What you are suggesting makes sense in the case when security is
enabled. So when Drill is accessing the file system it will impersonate
the user who issued the command and drop will happen if the user has
sufficient permissions.
However when security isn't enabled, Drill will be accessing the file
system as the Drill user itself which is most likely to be a super user
who has permissions to delete most files. To prevent any catastrophic
drops checking for homogenous file formats makes sure that at least the
directory being dropped is something that can be read by Drill. This
will prevent any accidental drops (like dropping the home directory etc,
because its likely to have file formats that cannot be read by Drill).
This will not prevent against malicious behavior (for handling this
security should be enabled).
Thanks
Mehant
On 8/5/15 11:43 AM, Ted Dunning wrote:
Is any check really necessary?
Can't we just say that for data sources that are file-like that drop is a
rough synonym for rm? If you have permission to remove files and
directories, you can do it. If you don't, it will fail, possibly half
done. I have never seen a bug filed against rm to add more elaborate
semantics, so why is it so necessary for Drill to have elaborate semantics
here?
On Wed, Aug 5, 2015 at 11:09 AM, Ramana I N <[email protected]> wrote:
The homogenous check- Will it be just checking for types are homogenous or
if they are actually types that can be read by drill?
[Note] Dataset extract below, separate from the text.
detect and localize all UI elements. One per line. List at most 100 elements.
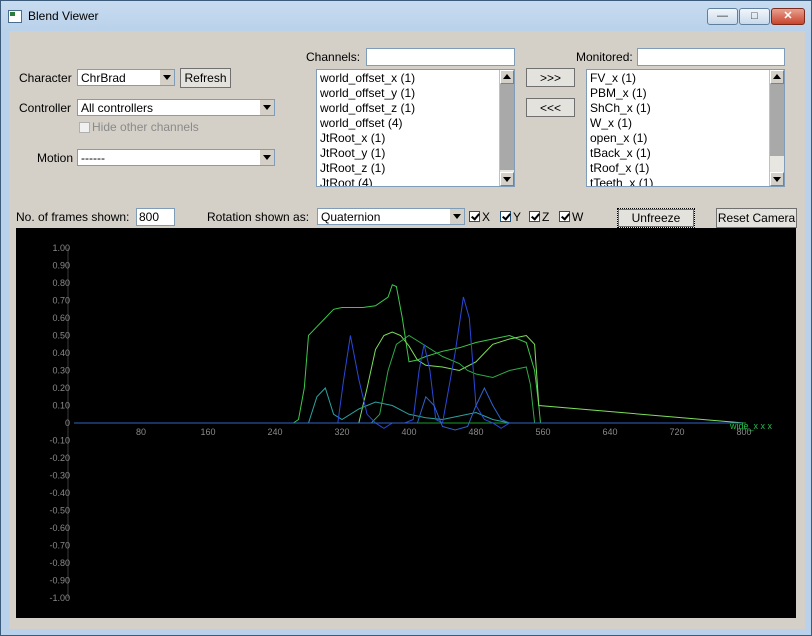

Also, is there a good way to determine if a file can be read by drill? And
will there be a perf hit if there are large number of files?
Regards
Ramana
On Wed, Aug 5, 2015 at 11:03 AM, Mehant Baid <[email protected]>
wrote:
I agree, it is definitely restrictive. We can lift the restriction for
being able to drop a table (when security is off) only if the Drill user
owns it. I think the check for homogenous files should give us enough
confidence that we are not deleting a non Drill directory.
Thanks
Mehant
On 8/4/15 10:00 PM, Neeraja Rentachintala wrote:
Ted, thats fair point on the recovery part.
Regarding the other point by Mehant (copied below) ,there is an
implication
that user can drop only Drill managed tables (i.e created as Drill user)
when security is not enabled. I think this check is too restrictive
(also
unintuitive). Drill doesn't have the concept of external/managed tables
and
a user (impersonated user if security is enabled or Drillbit service
user
if no security is enabled) should be able to drop the table if they have
permissions to do so. The above design proposes a check to verify if the
files that need to be deleted are readable by Drill and I believe is a
good
validation to have.
/The above check is in the case when security is not enabled. Meaning we
are executing as the Drill user. If we are running as the Drill user
(which
might be root or a super user) its likely that this user has permissions
to
delete most files and checking for permissions might not suffice. So
when
security isn't enabled the proposal is to delete only those files that
are
owned (created) by the Drill user./
On Fri, Jul 31, 2015 at 12:09 AM, Ted Dunning <[email protected]>
wrote:
On Thu, Jul 30, 2015 at 4:56 PM, Neeraja Rentachintala <
[email protected]> wrote:
Also will there any mechanism to recover once you accidentally drop?
yes. Snapshots <https://www.mapr.com/resources/videos/mapr-snapshots
.
Seriously, recovery of data due to user error is a platform thing. How
can
we recover from turning off the cluster? From removing a disk on an
Oracle
node?
I don't think that this is Drill's business.